Consider a question from imports, about whether Customs permits prearrival processing of import shipments. Surely, the answer to this depends on whether there are several small and fragmented players or a few large ones. Because of historical reasons, both on the export and import side (preferential licensing and tariffs), incentives were linked to the physical act of exporting or importing. Therefore, as a Country, we had too many exporters and importers. This is not a question of survival, since that survival is no longer contingent on physically exporting and importing.
Similarly, consider a question from exports. What are the costs and time involved in sending a full container, as opposed to part of a full load? This, too, has a similar dimension.
For exports (imports are a mirror image), a shipment has to go from point of origin in the seller’s factory to the buyer’s warehouse in a different Country.
It transits through the port, but has to cross the hinterland too. That is the reason logistics is not just about trade at the border.

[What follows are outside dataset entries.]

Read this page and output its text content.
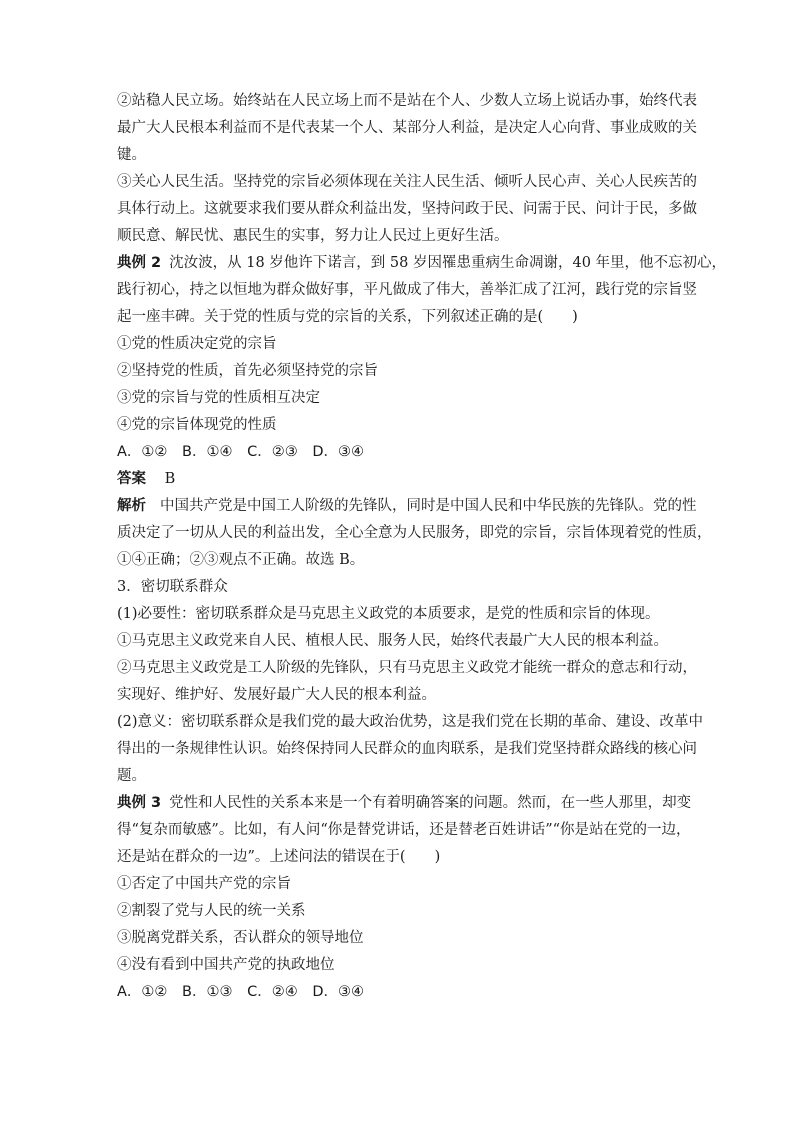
②站稳人民立场。始终站在人民立场上而不是站在个人、少数人立场上说话办事，始终代表
最广大人民根本利益而不是代表某一个人、某部分人利益，是决定人心向背、事业成败的关
键。
③关心人民生活。坚持党的宗旨必须体现在关注人民生活、倾听人民心声、关心人民疾苦的
具体行动上。这就要求我们要从群众利益出发，坚持问政于民、问需于民、问计于民，多做
顺民意、解民忧、惠民生的实事，努力让人民过上更好生活。
典例 2 沈汝波，从 18 岁他许下诺言，到 58 岁因罹患重病生命凋谢，40 年里，他不忘初心，
践行初心，持之以恒地为群众做好事，平凡做成了伟大，善举汇成了江河，践行党的宗旨竖
起一座丰碑。关于党的性质与党的宗旨的关系，下列叙述正确的是(　　)
①党的性质决定党的宗旨
②坚持党的性质，首先必须坚持党的宗旨
③党的宗旨与党的性质相互决定
④党的宗旨体现党的性质
A．①② B．①④ C．②③ D．③④
答案 B
解析 中国共产党是中国工人阶级的先锋队，同时是中国人民和中华民族的先锋队。党的性
质决定了一切从人民的利益出发，全心全意为人民服务，即党的宗旨，宗旨体现着党的性质，
①④正确；②③观点不正确。故选 B。
3．密切联系群众
(1)必要性：密切联系群众是马克思主义政党的本质要求，是党的性质和宗旨的体现。
①马克思主义政党来自人民、植根人民、服务人民，始终代表最广大人民的根本利益。
②马克思主义政党是工人阶级的先锋队，只有马克思主义政党才能统一群众的意志和行动，
实现好、维护好、发展好最广大人民的根本利益。
(2)意义：密切联系群众是我们党的最大政治优势，这是我们党在长期的革命、建设、改革中
得出的一条规律性认识。始终保持同人民群众的血肉联系，是我们党坚持群众路线的核心问
题。
典例 3 党性和人民性的关系本来是一个有着明确答案的问题。然而，在一些人那里，却变
得“复杂而敏感”。比如，有人问“你是替党讲话，还是替老百姓讲话”“你是站在党的一边，
还是站在群众的一边”。上述问法的错误在于(　　)
①否定了中国共产党的宗旨
②割裂了党与人民的统一关系
③脱离党群关系，否认群众的领导地位
④没有看到中国共产党的执政地位
A．①② B．①③ C．②④ D．③④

Especially for a large and heterogeneous Country like India, there are variations among States and the World Bank’s LPI captures this imperfectly.
A few days ago, Union Minister for Commerce and Industry Suresh Prabhu announced that GoI is planning (presumably undertaken by a third party) a logistics index to benchmark and rank States. That will be a useful supplement.
Having said this, how does India perform on LPI in 2016, the last year for which we have data? India’s overall score is 3.42 (the maximum score is 5, and the higher the value, the better), giving it a rank of 35th out of 160 countries. (There are other cross-Country indices on which India performs far worse, and if you look at the cross-Country plot, India performs better on LPI than its per capita GDP would have suggested.)
As a measure, LPI has been around only since 2007. Whether it is overall, or under the six individual heads, improvements have been sharper between 2014 and 2016.
Will such improvements continue?
I think so, not only because of Multi-Modal Transport initiatives (in logistics, and not just trade), but also because logistics is important enough to have a logistics division in the Department of Commerce since July 2017. Add the goods and services tax (GST) to that, not only because of e-way bills.
Export-import procedures also become complicated because of export incentives and countervailing duty, both linked to domestic indirect taxes.
If domestic indirect taxes become transparent, these compliance costs also decline. Somewhere down the line, basic Customs duties will also become simpler.
At least on the G2B or even G2C (Government-to-citizen) bit, recommendations and directions of reform are clear. They are also talked about.